Autore: Mario Bosisio

team building Firenze

Team building: un evento davvero ispirato!

Poche righe per proiettarci all’interno di un team building aziendale in cui è già possibile riconoscere molti dei caratteri distintivi di un’attività ben progettata di formazione.

“Benvenuti! Avete ricevuto un badge personale con il colore del team, indossatelo per rendervi riconoscibili. Da ora siete una squadra e dovrete lavorare in gruppo per portare a termine una doppia missione, che vi richiederà realmente di mettere in azione tutte le vostre risorse!”
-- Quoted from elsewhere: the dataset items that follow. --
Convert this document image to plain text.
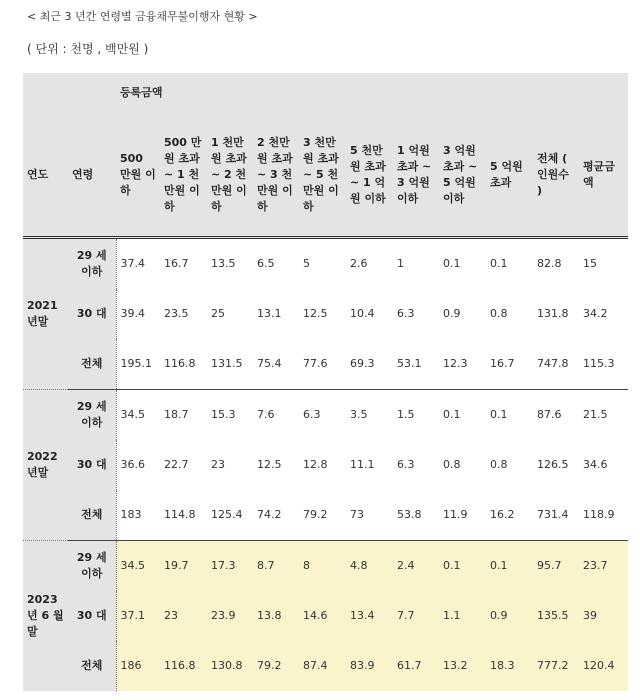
< 최근 3 년간 연령별 금융채무불이행자 현황 >
( 단위 : 천명 , 백만원 )
		등록금액										
연도	연령	500 만원 이하	500 만원 초과 ~ 1 천만원 이하	1 천만원 초과 ~ 2 천만원 이하	2 천만원 초과 ~ 3 천만원 이하	3 천만원 초과 ~ 5 천만원 이하	5 천만원 초과 ~ 1 억원 이하	1 억원 초과 ~ 3 억원 이하	3 억원 초과 ~ 5 억원 이하	5 억원 초과	전체 ( 인원수 )	평균금액
2021 년말	29 세 이하	37.4	16.7	13.5	6.5	5	2.6	1	0.1	0.1	82.8	15
	30 대	39.4	23.5	25	13.1	12.5	10.4	6.3	0.9	0.8	131.8	34.2
	전체	195.1	116.8	131.5	75.4	77.6	69.3	53.1	12.3	16.7	747.8	115.3
2022 년말	29 세 이하	34.5	18.7	15.3	7.6	6.3	3.5	1.5	0.1	0.1	87.6	21.5
	30 대	36.6	22.7	23	12.5	12.8	11.1	6.3	0.8	0.8	126.5	34.6
	전체	183	114.8	125.4	74.2	79.2	73	53.8	11.9	16.2	731.4	118.9
2023 년 6 월말	29 세 이하	34.5	19.7	17.3	8.7	8	4.8	2.4	0.1	0.1	95.7	23.7
	30 대	37.1	23	23.9	13.8	14.6	13.4	7.7	1.1	0.9	135.5	39
	전체	186	116.8	130.8	79.2	87.4	83.9	61.7	13.2	18.3	777.2	120.4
Ecco qualche parallelismo.

  • Colore del badge > logo aziendale per riconoscersi e in cui riconoscersi.
  • Formare una squadra > sviluppare comportamenti organizzativi e gestione del gruppo
  • Portare a termine una doppia missione > stabilire incarichi, priorità e importanza degli obiettivi
  • Mettere in azione le proprie risorse > ricercare adattabilità, flessibilità e creatività

Ma torniamo per un attimo alla cronistoria dell’evento. Le magiche atmosfere di Firenze hanno fatto da sfondo a un interessante evento, da noi organizzato per due note aziende del mondo del real estate, Antirion e Colliers, impreziosito da un creativo team building pittorico.

Le location

Il Grand Hotel Baglioni e la Cantinetta Antinori sono stati per noi due splendidi punti di riferimento per ospitare gli oltre 85 partecipanti.

Dopo una splendida giornata passata tra le vie e gli incantevoli musei di Firenze, abbiamo portato i partecipanti a gustare le delizie culinarie e i vini della Cantinetta Antinori, un’attività familiare che si tramanda da oltre 600 anni.

Cantina Antinori
Una suggestiva veduta della cantina Antinori

Team building: come nasce l’idea

Per progettare l’attività di team building ci siamo lasciati ispirare dal colore primario dei loghi dei due brand  coinvolti. Un bellissimo blu che ricorda da vicino quello dei lapislazzuli, uno tra i materiali più rari e costosi utilizzati in pittura fin dal medioevo e ben presente nei più celebri capolavori in esposizione a Firenze.

L’indomani abbiamo guidato i partecipanti, divisi per squadre, in un percorso artistico “alla ricerca dell’ispirazione”. Prima tappa la bellissima basilica di SS. Annunziata e conclusione al museo di Leonardo da Vinci. Il tema del team building era infatti la realizzazione di un quadro di oltre 2 metri di lunghezza, che avesse come soggetto l’unione dei due loghi, espressione delle rinnovate sinergie e partnership tra le aziende.

Prima di rientrare in albergo e dare così sfogo alla loro vena creativa, abbiamo incoraggiato i “novelli” artisti a procurarsi i più svariati materiali, in modo da contaminare con la massima creatività le loro opere. Al loro rientro al Grand Hotel Baglioni, hanno trovato la vasta sala Michelangelo, allestita come un enorme e super attrezzato atelier di pittura. Alla fine le sorprese non sono certo mancate!

Team building fase 1
Team building: fase 1 concentrarsi sulle istruzioni è vitale per centrare l’obiettivo.
Team building fase 2
Fase 2: il team è raccolto intorno alla tela. Molte similitudini con il tradizionale brain storming.

Lavorare in gruppo, comunicazione verbale, leadership e propensione al nuovo sono solo alcune delle capacità che questo genere di team building è riuscito a sviluppare. Siamo sicure che le belle immagini a corredo siano il modo più efficace per testimoniare di essere riuscite a raggiungere gli obiettivi posti, e mai imposti, dal cliente.

Team building fase 2
Fase 3: via all’opera creativa. Ma prima scegliamo colori e materiali.
Team building fase 4
Fase 4: l’idea si è concretizzata. Ogni componente del team contribuisce con la propria creatività.
Team building fase 5
Fase 5: tutti le opere sono state completate. Creatività, entusiasmo, coinvolgimento. Ogni team ha dato il massimo!